Le Petit Comtois du 22 avril 1914
Le récit de cette visite occupe une partie centrale de la une du journal et encore deux colonnes en page 3. Il occupera au moins un long paragraphe dans les éditions des 23 et 24 avril jusqu’au départ des souverains.
En ce printemps 1914, la France et l’Angleterre resserrent leurs liens.
L’Entente Cordiale date des accords signés le 8 avril 1904 ; elle avait donc 10 ans lors de la visite des souverains anglais. Elle n’a jamais été une alliance et ne prévoyait rien d’un point de vue militaire entre les deux pays. Elle avait seulement mis fin à des siècles d’adversité entre les deux pays et réglait tous les différents coloniaux. Edouard VII, mort en 1910, francophile, avait beaucoup contribué à cette Entente. Son fils George V ne fit que renforcer l’œuvre de son père.
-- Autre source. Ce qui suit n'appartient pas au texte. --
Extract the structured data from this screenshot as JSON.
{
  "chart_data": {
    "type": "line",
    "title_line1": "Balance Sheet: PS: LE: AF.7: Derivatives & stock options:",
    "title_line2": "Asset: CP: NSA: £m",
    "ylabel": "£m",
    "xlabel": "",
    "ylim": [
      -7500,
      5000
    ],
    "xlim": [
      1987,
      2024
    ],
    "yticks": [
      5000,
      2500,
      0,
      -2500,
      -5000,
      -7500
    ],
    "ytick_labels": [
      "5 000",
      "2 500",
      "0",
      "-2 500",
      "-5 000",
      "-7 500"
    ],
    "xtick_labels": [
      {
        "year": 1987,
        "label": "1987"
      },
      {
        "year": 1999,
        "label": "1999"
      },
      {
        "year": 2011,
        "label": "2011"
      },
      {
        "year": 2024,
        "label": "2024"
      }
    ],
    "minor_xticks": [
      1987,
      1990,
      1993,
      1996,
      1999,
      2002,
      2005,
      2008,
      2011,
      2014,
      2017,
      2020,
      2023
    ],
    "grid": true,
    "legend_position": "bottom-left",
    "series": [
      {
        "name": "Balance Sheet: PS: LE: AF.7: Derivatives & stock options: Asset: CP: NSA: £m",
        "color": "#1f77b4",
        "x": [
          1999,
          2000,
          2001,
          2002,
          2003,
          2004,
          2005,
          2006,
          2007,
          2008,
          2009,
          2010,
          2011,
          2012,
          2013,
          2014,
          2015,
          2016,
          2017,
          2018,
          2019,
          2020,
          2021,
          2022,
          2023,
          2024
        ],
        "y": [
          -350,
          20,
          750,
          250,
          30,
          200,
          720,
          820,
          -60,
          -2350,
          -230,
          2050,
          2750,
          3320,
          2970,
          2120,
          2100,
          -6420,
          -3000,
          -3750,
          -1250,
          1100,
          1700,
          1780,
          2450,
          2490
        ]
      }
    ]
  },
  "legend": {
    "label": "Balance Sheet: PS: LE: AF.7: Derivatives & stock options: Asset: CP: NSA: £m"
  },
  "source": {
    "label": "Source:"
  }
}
En France, on est conscient de l’importance de l’Entente et cette visite officielle se fait avec un apparat grandiose. À Calais, où accoste le yacht royal, comme à Paris, on pavoise et on applaudit sur le passage des souverains. Le journaliste évoque une véritable ferveur populaire. On trouve là ce goût bien français pour les ors des monarchies étrangères, cette sorte de nostalgie d’une royauté nationale que l’on a abattue et dont on exorcise la disparition par monarques interposés et par l’apparat du pouvoir républicain.
Les marchands ambulants profitent aussi de l’occasion pour écouler ce que l’on appellerait aujourd’hui des produits dérivés : drapeaux anglais, textes du God save the King…
La visite des souverains étaient déjà annoncée dans le Petit Comtois du 19 avril avec cette photo en une.
Le roi et la reine y apparaissent avec tous les attributs de leur majesté. Bien que le journal soit très républicain, le rédacteur en chef connaît la sensibilité des lecteurs aux affaires monarchiques et il cherche ainsi à leur plaire. À moins qu’il ne veuille réveiller un sentiment antiroyaliste à la veille d’un scrutin législatif où les monarchistes français n’ont aucune chance mais sont encore présents. Ce serait alors mal venu compte-tenu de la qualité démocratique du régime britannique.
Cette visite était une réponse à celle du Président Poincaré, invité par les souverains Britanniques (cf. billet du 29 novembre 2013) six mois auparavant.
Lors du dîner donné en soirée à l’Elysée, le Président Poincaré porta le toast ci-contre dans lequel il rappelle l’origine et le contenu de l’Entente Cordiale.
Il montre par sa dernière remarque toute l’importance de cette Entente pour garantir l’équilibre européen.
Il évoque ainsi le contrepoids que représente la Triple Entente face à la Triple Alliance.
Le souverain anglais y répondit avec des formules équivalentes, rappelant comment son père, Édouard VII, aimait Paris et s’y sentait chez lui.
On remarquera combien les systèmes d’alliance étaient forts et entretenus en ce printemps 1914. Il ne sera pas étonnant, à peine plus de trois mois après, de les voir fonctionner et entraîner les pays membres (et d’autres) dans la guerre.